Chances are, the answer is no, because it was just coined by a large international team of genomics biologists. “Peptidein” is a neologism combining the front half of “peptide” (a short chain of amino acids, typically from 2 to 50) and the back half of “protein” (normally, these are much longer chains, from 100 to a few thousand amino acids in length).
The DNA sequences that code for peptideins are puzzling. Because of their short length, these sequences have long been overlooked by automated sequence annotation programs, as they fall outside what was customarily considered to be a bona fide, attention-worthy open reading frame (ORF), coding for a protein.
But it wasn’t just their diminutive length that left peptideins as short, lonely bachelors in rented formal wear, leaning on the wall, nervously checking their watches at the annotation dance.
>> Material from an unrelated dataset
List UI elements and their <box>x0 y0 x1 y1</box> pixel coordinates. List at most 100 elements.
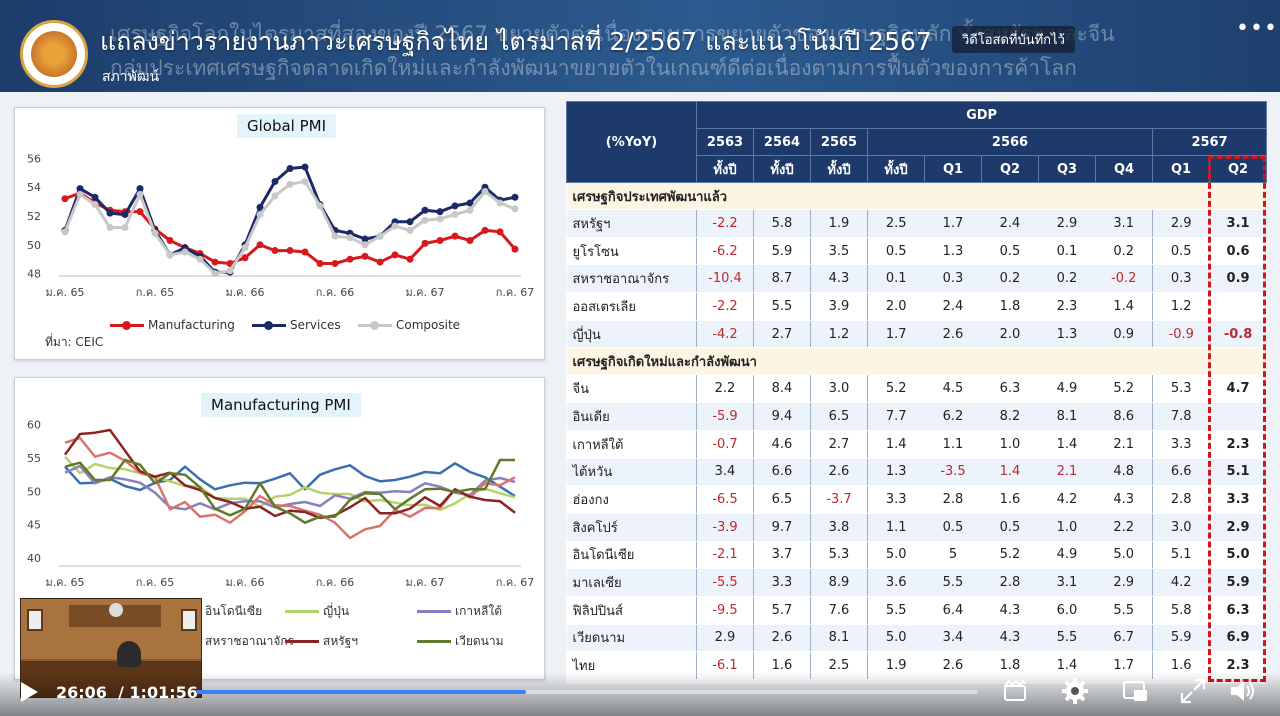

These sequences are frequently not conserved across species, or, as the open access article at Nature (linked below) puts it, they exhibit “low evolutionary constraint.” If you don’t look like the other eligibles in the darkened gymnasium, no one is going to give you a second glance.
Someday, and may I live to see it, this use of evolutionary conservation as a necessary criterion for functional status will be seen as another pernicious, imagination-killing consequence of the theory of common descent.
The Australian geneticist and functional RNA expert John Mattick, bless him, nailed this point a few years ago, with this unforgettable quip. Conservation (i.e., shared inter-taxon similarity), he said, is not the be-and-end-all of function. Think about your phone number.
Open access at Nature: “Expanding the human proteome with microproteins and peptideins.”